The journey, il viaggio, inizia nel 2011. “Avevo appena compiuto sedici anni, non parlavo l’inglese ed ero abituato al sole della Catalogna. Mi ha chiamato il Blackburn per un provino e mi hanno preso: i primi mesi in Inghilterra non sono stati facili. Col tempo mi sono ambientato, con l’aiuto di una famiglia che viveva a due passi dal centro di allenamento ed era stata per lungo tempo a Malaga. Oggi siamo ancora molto legati: sono la mia seconda casa”. La prima, invece, resta in Spagna: “I miei genitori mi hanno sempre supportato. Prima di partire mi hanno detto: ‘Questa sarà sempre casa tua: se non dovesse andare bene, puoi tornare quando vuoi’.”
Il sacrificio della quinta serie e la panchina... per una clausola
Le cose, invece, girano nel verso giusto. “Dopo due anni e mezzo nelle giovanili ho sentito il bisogno di partire in prestito a giocare nel ‘calcio vero’. Al Southport, in National League (la quinta serie del calcio inglese), mi hanno insegnato tantissimo. Vedevo gente che combatteva sul campo mentre nella vita, per portare a casa il pane, faceva un altro mestiere. Per loro vincere una partita ha un grande impatto sullo stipendio, è importante per arrivare senza difficoltà a fine mese. Sono persone vere, al cui fianco sono diventato un uomo”.
“Sono rientrato al Blackburn e, dopo un anno da numero 12, sono diventato titolare. O almeno, credevo di essere diventato titolare. Invece ho giocato dall’inizio le prime cinque partite, poi mi hanno relegato a riserva per i successivi 18 mesi”. Un anno e mezzo senza scendere in campo. Il motivo? “La squadra non girava, quindi hanno provato a cambiare portiere.
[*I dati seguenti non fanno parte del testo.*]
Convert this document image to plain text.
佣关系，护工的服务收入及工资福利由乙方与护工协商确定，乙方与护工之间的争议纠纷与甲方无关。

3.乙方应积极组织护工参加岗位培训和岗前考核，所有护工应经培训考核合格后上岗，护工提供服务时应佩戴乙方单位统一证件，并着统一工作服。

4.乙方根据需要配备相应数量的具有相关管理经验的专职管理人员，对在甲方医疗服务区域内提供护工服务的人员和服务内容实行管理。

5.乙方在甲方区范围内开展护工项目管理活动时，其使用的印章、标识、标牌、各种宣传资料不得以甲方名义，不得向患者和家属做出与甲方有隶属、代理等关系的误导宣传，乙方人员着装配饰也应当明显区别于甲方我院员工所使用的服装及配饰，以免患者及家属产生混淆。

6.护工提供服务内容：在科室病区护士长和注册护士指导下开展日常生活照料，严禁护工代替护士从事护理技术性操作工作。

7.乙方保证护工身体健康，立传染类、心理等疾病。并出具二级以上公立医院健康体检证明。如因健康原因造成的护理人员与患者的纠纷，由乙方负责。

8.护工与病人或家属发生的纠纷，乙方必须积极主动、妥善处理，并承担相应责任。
In più nel contratto era previsto il rinnovo automatico in caso avessi giocato sei partite in campionato. Beh… ne ho giocate cinque”. Sorride amaro, poi ci ripensa: “Non rimpiango nulla, le difficoltà ti fortificano”.
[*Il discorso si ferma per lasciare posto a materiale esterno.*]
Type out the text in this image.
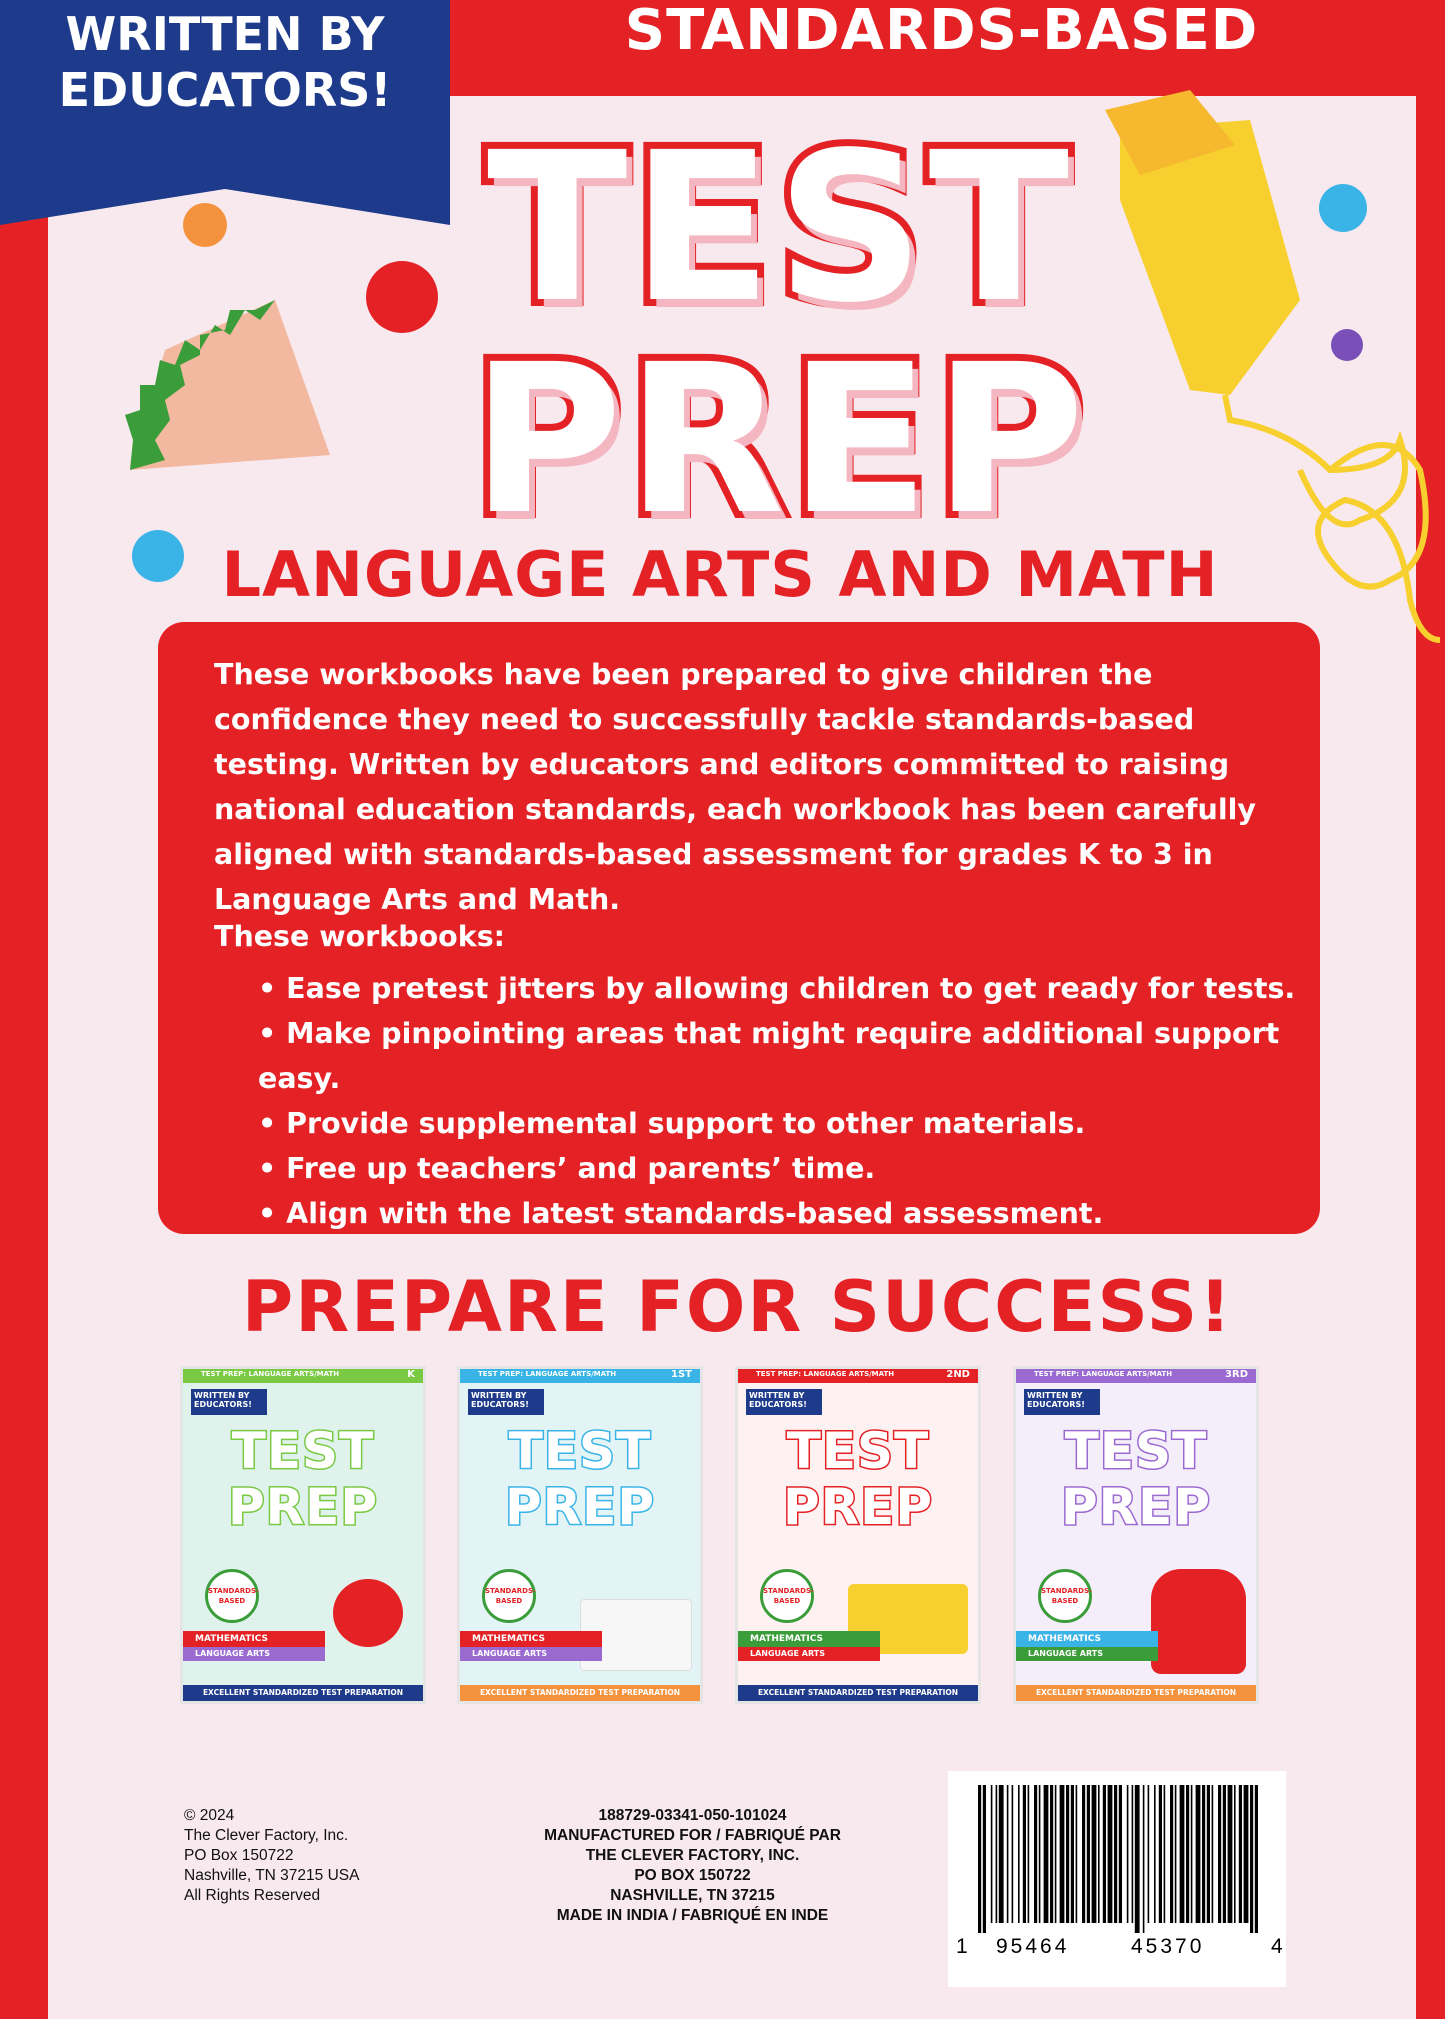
STANDARDS-BASED
WRITTEN BY EDUCATORS!
TEST
PREP
LANGUAGE ARTS AND MATH
These workbooks have been prepared to give children the confidence they need to successfully tackle standards-based testing. Written by educators and editors committed to raising national education standards, each workbook has been carefully aligned with standards-based assessment for grades K to 3 in Language Arts and Math.
These workbooks:
• Ease pretest jitters by allowing children to get ready for tests.
• Make pinpointing areas that might require additional support easy.
• Provide supplemental support to other materials.
• Free up teachers’ and parents’ time.
• Align with the latest standards-based assessment.
PREPARE FOR SUCCESS!
TEST PREP: LANGUAGE ARTS/MATH	K
WRITTEN BY EDUCATORS!
TEST
PREP
STANDARDS-BASED
MATHEMATICS
LANGUAGE ARTS
EXCELLENT STANDARDIZED TEST PREPARATION
TEST PREP: LANGUAGE ARTS/MATH	1ST
WRITTEN BY EDUCATORS!
TEST
PREP
STANDARDS-BASED
MATHEMATICS
LANGUAGE ARTS
EXCELLENT STANDARDIZED TEST PREPARATION
TEST PREP: LANGUAGE ARTS/MATH	2ND
WRITTEN BY EDUCATORS!
TEST
PREP
STANDARDS-BASED
MATHEMATICS
LANGUAGE ARTS
EXCELLENT STANDARDIZED TEST PREPARATION
TEST PREP: LANGUAGE ARTS/MATH	3RD
WRITTEN BY EDUCATORS!
TEST
PREP
STANDARDS-BASED
MATHEMATICS
LANGUAGE ARTS
EXCELLENT STANDARDIZED TEST PREPARATION
© 2024
The Clever Factory, Inc.
PO Box 150722
Nashville, TN 37215 USA
All Rights Reserved
188729-03341-050-101024
MANUFACTURED FOR / FABRIQUÉ PAR
THE CLEVER FACTORY, INC.
PO BOX 150722
NASHVILLE, TN 37215
MADE IN INDIA / FABRIQUÉ EN INDE
1 95464	45370	4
La scalata: dalla League One alla Premier (con i piedi da "numero 10")
Passo passo, nel 2017, arriva la titolarità, dopo la retrocessione in League One. La vera scalata comincia qui: “Quell’anno ho giocato 45 partite e siamo stati promossi”. Raya, poi, si conferma in Championship e lo acquista il Brentford: “La filosofia del club era perfetta per me: una squadra giovane, che gioca a calcio costruendo dal basso”. Sì perché – piccola particolarità – “Raya è un numero 10 fatto a portiere”: parola di Jurgen Klopp, non uno qualunque. Infatti, David è considerato uno dei migliori ‘ball-playing goalkeepers’ d’Europa. Il segreto? “Da ragazzino, in Spagna, giocavo sempre a futsal e a calcio a 7 con gli amici. In che ruolo? Non in porta: era noioso. Preferivo essere al centro del possesso”.
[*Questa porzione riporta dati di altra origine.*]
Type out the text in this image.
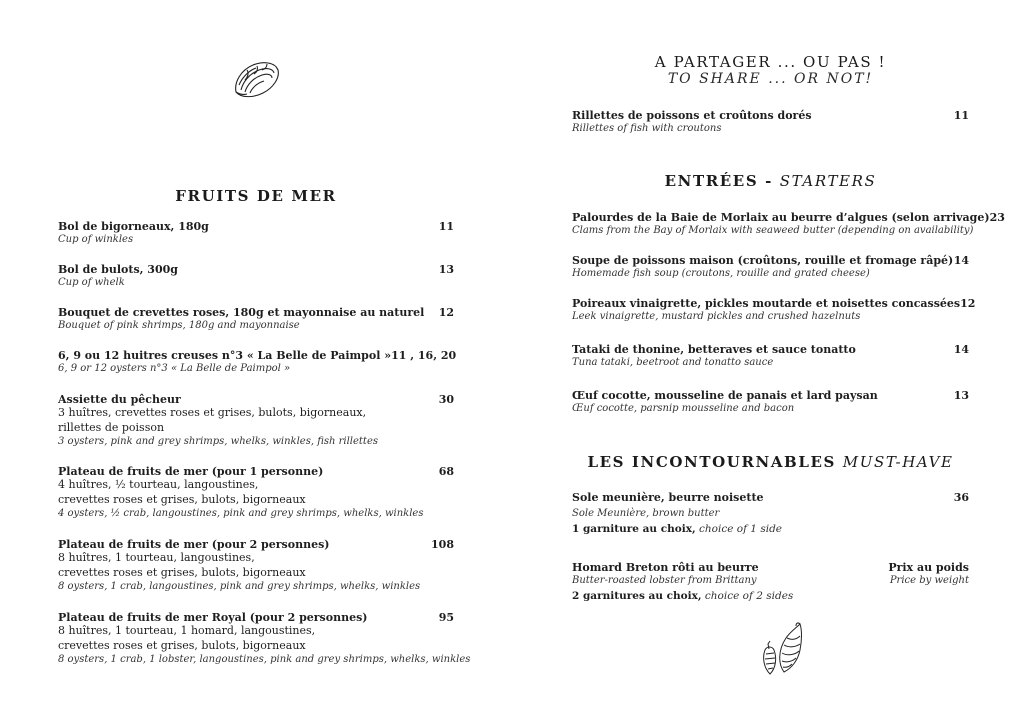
FRUITS DE MER
Bol de bigorneaux, 180g	11
Cup of winkles
Bol de bulots, 300g	13
Cup of whelk
Bouquet de crevettes roses, 180g et mayonnaise au naturel 12
Bouquet of pink shrimps, 180g and mayonnaise
6, 9 ou 12 huitres creuses n°3 « La Belle de Paimpol » 11 , 16, 20
6, 9 or 12 oysters n°3 « La Belle de Paimpol »
Assiette du pêcheur	30
3 huîtres, crevettes roses et grises, bulots, bigorneaux,
rillettes de poisson
3 oysters, pink and grey shrimps, whelks, winkles, fish rillettes
Plateau de fruits de mer (pour 1 personne)	68
4 huîtres, ½ tourteau, langoustines,
crevettes roses et grises, bulots, bigorneaux
4 oysters, ½ crab, langoustines, pink and grey shrimps, whelks, winkles
Plateau de fruits de mer (pour 2 personnes)	108
8 huîtres, 1 tourteau, langoustines,
crevettes roses et grises, bulots, bigorneaux
8 oysters, 1 crab, langoustines, pink and grey shrimps, whelks, winkles
Plateau de fruits de mer Royal (pour 2 personnes)	95
8 huîtres, 1 tourteau, 1 homard, langoustines,
crevettes roses et grises, bulots, bigorneaux
8 oysters, 1 crab, 1 lobster, langoustines, pink and grey shrimps, whelks, winkles
A PARTAGER ... OU PAS !
TO SHARE ... OR NOT!
Rillettes de poissons et croûtons dorés	11
Rillettes of fish with croutons
ENTRÉES - STARTERS
Palourdes de la Baie de Morlaix au beurre d’algues (selon arrivage) 23
Clams from the Bay of Morlaix with seaweed butter (depending on availability)
Soupe de poissons maison (croûtons, rouille et fromage râpé) 14
Homemade fish soup (croutons, rouille and grated cheese)
Poireaux vinaigrette, pickles moutarde et noisettes concassées 12
Leek vinaigrette, mustard pickles and crushed hazelnuts
Tataki de thonine, betteraves et sauce tonatto	14
Tuna tataki, beetroot and tonatto sauce
Œuf cocotte, mousseline de panais et lard paysan	13
Œuf cocotte, parsnip mousseline and bacon
LES INCONTOURNABLES MUST-HAVE
Sole meunière, beurre noisette	36
Sole Meunière, brown butter
1 garniture au choix, choice of 1 side
Homard Breton rôti au beurre	Prix au poids
Butter-roasted lobster from Brittany	Price by weight
2 garnitures au choix, choice of 2 sides
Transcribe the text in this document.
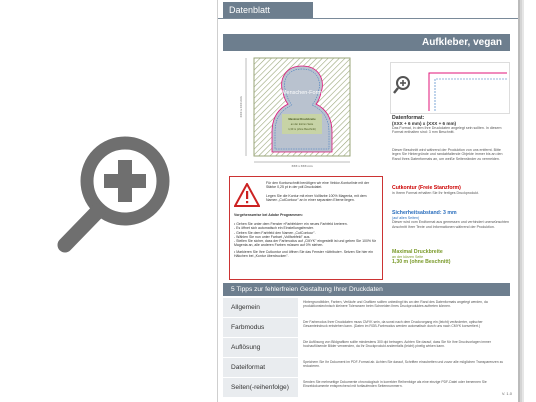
Datenblatt
Aufkleber, vegan
Menschen-Form
Maximal Druckbreite
an der kürzen Seite
1,30 m (ohne Beschnitt)
XXX x XXX mm
XXX x XXX mm
Datenformat:
(XXX + 6 mm) x (XXX + 6 mm)
Das Format, in dem Ihre Druckdaten angelegt sein sollten. In diesem Format enthalten sind: 3 mm Beschnitt.
Dieser Beschnitt wird während der Produktion von uns entfernt. Bitte legen Sie Hintergründe und randabfallende Objekte immer bis an den Rand Ihres Datenformats an, um weiße Seitenränder zu vermeiden.
Cutkontur (Freie Stanzform)
in Ihrem Format erhalten Sie Ihr fertiges Druckprodukt.
Sicherheitsabstand: 3 mm
(auf allen Seiten)
Dieser wird vom Endformat aus gemessen und verhindert unerwünschten Anschnitt Ihrer Texte und Informationen während der Produktion.
Maximal Druckbreite
an der kürzen Seite
1,30 m (ohne Beschnitt)
Für den Konturschnitt benötigen wir eine Vektor-Konturlinie mit der Stärke 0,25 pt in der pdf-Druckdatei.
Legen Sie die Kontur mit einer Vollfarbe 100% Magenta, mit dem Namen „CutContour" an in einer separaten Ebene liegen.
Vorgehensweise bei Adobe Programmen:
• Gehen Sie unter dem Fenster »Farbfelder« ein neues Farbfeld kreieren.
- Es öffnet sich automatisch ein Einstellungsfenster.
- Geben Sie dem Farbfeld den Namen „CutContour".
- Wählen Sie nun unter Farbart „Vollfarbfeld" aus.
- Stellen Sie sicher, dass der Farbmodus auf „CMYK" eingestellt ist und geben Sie 100% für Magenta an, alle anderen Farben müssen auf 0% stehen.
• Markieren Sie Ihre Cutkontur und öffnen Sie das Fenster »Attribute«. Setzen Sie hier ein Häkchen bei „Kontur überdrucken".
5 Tipps zur fehlerfreien Gestaltung Ihrer Druckdaten
Allgemein
Hintergrundbilder, Farben, Verläufe und Grafiken sollten unbedingt bis an den Rand des Datenformats angelegt werden, da produktionstechnisch kleinere Toleranzen beim Schneiden Ihres Druckproduktes auftreten können.
Farbmodus
Der Farbmodus Ihrer Druckdaten muss CMYK sein, da sonst nach dem Druckvorgang ein (leicht) veränderter, optischer Gesamteindruck entstehen kann. (Daten im RGB-Farbmodus werden automatisch durch uns nach CMYK konvertiert.)
Auflösung
Die Auflösung von Bildgrafiken sollte mindestens 300 dpi betragen. Achten Sie darauf, dass Sie für Ihre Druckvorlagen immer hochauflösende Bilder verwenden, da Ihr Druckprodukt andernfalls (leicht) pixelig wirken kann.
Dateiformat
Speichern Sie Ihr Dokument im PDF-Format ab. Achten Sie darauf, Schriften einzubetten und zuvor alle möglichen Transparenzen zu reduzieren.
Seiten(-reihenfolge)
Senden Sie mehrseitige Dokumente chronologisch in korrekter Reihenfolge als eine einzige PDF-Datei oder benennen Sie Einzeldokumente entsprechend mit fortlaufenden Seitennummern.
V. 1.0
Con il Brentford arriva la prima esperienza in Premier. All’esordio assoluto, clean sheet contro l’Arsenal: “Non un cattivo inizio”, dice col sorriso a trentadue denti. Poi, però, un brutto infortunio lo tiene fermo per tre mesi. Una volta guarito, torna al campo d’allenamento travestito da… dinosauro (tra le risate generali): “Dovevo celebrare il ritorno in campo. In quattro anni sono passato dalla League One a sfidare Ronaldo, Kane, Kanté, Vardy…”. I primi due se lo ricordano bene: li ha annullati, tenendo la porta inviolata. “E con gli altri due ho scambiato la maglia”. Ma la parata più bella è quella contro Diogo Jota del Liverpool: “Con un bel riflesso ho deviato il suo tap-in e ho pregato: ‘Per favore, non entrare’. È finita in calcio d’angolo”.
In tutta la chiacchierata si nota una caratteristica fondamentale: l’umiltà. E infatti, quando gli chiediamo chi siano i migliori portieri di Premier, non si include: “Primo Alisson, poi Ederson, De Gea, José Sa e Sanchez. Io non ci sono, penso a lavorare: stiamo preparando due partite importanti di Nations League”. Con Luis Enrique che allena… dall’alto: “Guarda sempre l’allenamento dalla terrazza e con un walkie-talkie ci dà le indicazioni”.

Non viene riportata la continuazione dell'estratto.